– Никто не знает пределов собственной храбрости, пока цена жизни не перевесит страх.
И все больше людей вокруг нее были готовы заплатить эту цену, и сегодня их мужество успокоит ее.
После обеда она заварила себе чашку чая и беспокойно наблюдала, как он остывает в руке, пока она ждала. Хенри дал приказ отправиться не раньше четырех часов вечера, поэтому она просидела целый час в ожидании, когда дедушкины часы в прихожей пробьют свое разрешение. Когда их глубокие, нежные тона прогудели четыре часа, она вскочила на ноги. На нее снизошла спокойная уверенность, наполнив тело сияющим теплом. Она вдруг ощутила присутствие матери в комнате, одобрительно кивающей с кресла у камина, и это вселило в нее надежду.
Ханна надела пальто, шляпку и быстро вышла из дома в мастерскую. Схватив велосипед, она задела им полку, и лежавшая на ней колода карт упала, приземлившись на пол рубашкой вниз. Кроме одной. Королевы червей. Она улыбнулась. Силы добра были на ее стороне и придавали ей храбрости, которая была так нужна.

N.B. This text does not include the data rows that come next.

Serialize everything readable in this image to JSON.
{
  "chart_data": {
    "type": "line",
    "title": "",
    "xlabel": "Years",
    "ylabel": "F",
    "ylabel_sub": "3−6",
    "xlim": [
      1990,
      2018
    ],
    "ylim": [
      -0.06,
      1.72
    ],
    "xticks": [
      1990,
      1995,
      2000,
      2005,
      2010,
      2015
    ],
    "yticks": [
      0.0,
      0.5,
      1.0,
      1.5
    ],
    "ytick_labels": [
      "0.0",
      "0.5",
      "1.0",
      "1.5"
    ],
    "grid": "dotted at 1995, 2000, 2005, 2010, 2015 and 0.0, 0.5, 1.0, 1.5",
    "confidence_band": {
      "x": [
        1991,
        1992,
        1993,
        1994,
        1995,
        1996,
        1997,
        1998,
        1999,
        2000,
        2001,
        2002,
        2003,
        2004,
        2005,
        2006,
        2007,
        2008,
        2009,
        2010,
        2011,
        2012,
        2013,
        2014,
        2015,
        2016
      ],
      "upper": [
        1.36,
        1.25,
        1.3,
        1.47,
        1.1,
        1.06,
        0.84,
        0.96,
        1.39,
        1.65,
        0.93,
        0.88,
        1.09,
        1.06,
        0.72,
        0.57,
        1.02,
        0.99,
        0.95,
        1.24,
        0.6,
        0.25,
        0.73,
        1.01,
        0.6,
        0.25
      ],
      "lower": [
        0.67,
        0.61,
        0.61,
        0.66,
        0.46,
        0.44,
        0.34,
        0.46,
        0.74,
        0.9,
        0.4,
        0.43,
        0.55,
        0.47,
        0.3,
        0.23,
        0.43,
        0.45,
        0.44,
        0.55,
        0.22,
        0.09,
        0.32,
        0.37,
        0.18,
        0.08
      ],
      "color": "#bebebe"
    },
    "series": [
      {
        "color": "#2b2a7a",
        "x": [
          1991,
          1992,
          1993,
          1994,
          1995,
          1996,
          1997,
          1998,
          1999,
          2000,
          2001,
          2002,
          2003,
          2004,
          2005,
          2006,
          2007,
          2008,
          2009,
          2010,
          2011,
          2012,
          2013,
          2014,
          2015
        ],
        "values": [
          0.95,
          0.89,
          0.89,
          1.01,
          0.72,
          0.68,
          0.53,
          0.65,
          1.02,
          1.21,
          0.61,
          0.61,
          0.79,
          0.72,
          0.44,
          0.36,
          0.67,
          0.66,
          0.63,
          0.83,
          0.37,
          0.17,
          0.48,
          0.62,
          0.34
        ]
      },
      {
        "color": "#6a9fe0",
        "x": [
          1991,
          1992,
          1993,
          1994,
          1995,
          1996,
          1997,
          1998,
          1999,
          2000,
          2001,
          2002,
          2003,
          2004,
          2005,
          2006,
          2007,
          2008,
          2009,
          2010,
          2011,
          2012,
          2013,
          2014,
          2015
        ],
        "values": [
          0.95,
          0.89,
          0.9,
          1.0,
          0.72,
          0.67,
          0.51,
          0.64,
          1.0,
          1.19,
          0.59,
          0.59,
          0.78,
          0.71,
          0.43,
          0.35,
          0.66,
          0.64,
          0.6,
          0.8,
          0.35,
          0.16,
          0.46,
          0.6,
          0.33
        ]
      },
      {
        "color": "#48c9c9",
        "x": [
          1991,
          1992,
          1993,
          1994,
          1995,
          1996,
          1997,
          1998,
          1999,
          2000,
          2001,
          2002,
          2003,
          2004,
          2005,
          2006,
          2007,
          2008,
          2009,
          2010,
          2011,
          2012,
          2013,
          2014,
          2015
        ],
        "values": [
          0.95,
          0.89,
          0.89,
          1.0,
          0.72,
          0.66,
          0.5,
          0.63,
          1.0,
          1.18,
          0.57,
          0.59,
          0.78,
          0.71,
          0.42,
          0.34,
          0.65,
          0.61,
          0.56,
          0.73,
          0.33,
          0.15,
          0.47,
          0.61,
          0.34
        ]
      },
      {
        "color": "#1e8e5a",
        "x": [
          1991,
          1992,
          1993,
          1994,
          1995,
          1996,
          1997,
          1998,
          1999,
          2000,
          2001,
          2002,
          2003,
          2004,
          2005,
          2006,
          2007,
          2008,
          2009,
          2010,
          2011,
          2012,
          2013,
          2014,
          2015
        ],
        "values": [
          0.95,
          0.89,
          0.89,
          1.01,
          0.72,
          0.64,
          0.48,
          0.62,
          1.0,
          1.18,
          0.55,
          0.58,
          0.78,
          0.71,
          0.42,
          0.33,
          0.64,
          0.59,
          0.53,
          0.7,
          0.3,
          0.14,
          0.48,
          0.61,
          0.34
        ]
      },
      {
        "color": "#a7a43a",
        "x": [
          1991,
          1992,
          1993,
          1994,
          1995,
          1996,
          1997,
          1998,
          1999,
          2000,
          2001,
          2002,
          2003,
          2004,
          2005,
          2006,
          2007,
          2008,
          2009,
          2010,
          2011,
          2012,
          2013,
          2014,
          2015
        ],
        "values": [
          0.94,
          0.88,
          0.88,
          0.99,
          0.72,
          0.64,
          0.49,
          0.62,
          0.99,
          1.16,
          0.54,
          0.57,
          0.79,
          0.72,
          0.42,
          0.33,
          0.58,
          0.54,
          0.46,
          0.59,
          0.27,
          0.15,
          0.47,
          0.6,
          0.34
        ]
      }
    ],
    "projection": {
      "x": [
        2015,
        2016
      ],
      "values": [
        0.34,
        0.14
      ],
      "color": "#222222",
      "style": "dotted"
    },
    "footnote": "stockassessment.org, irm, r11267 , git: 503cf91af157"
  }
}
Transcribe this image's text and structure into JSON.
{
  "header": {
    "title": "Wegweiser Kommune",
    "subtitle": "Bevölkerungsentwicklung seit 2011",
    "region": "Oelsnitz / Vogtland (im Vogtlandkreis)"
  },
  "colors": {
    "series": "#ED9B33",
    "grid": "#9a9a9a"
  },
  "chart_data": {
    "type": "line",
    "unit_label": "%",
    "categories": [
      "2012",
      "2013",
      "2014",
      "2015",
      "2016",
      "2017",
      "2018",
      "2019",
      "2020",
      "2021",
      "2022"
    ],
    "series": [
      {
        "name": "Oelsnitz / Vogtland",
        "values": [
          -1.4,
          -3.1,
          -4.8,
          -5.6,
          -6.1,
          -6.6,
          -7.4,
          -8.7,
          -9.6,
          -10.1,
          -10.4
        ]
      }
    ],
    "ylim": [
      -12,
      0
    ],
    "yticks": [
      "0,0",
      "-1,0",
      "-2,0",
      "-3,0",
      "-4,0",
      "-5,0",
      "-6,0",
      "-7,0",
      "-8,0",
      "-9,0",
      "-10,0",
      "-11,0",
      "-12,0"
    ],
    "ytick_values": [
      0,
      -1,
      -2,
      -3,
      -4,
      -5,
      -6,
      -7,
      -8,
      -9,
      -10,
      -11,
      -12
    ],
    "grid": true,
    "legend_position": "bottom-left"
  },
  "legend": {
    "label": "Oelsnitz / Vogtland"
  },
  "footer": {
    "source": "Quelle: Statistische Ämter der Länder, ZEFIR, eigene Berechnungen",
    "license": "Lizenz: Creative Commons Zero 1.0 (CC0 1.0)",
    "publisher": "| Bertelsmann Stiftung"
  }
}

Собирая карты, она подумала о Джо из Бруклина: посторонний, чуждый для ее мира, он был готов пожертвовать всем ради ее свободы. Эта воодушевляющая мысль была сейчас ей нужна. Она была обязана всем этим людям, пожертвовавшим ради нее своей жизнью и свободой. Ее незначительная миссия – всего лишь фрагмент, крошечный кусок головоломки картины нового мира, которую они создают вместе с непоколебимой надеждой на светлое новое завтра.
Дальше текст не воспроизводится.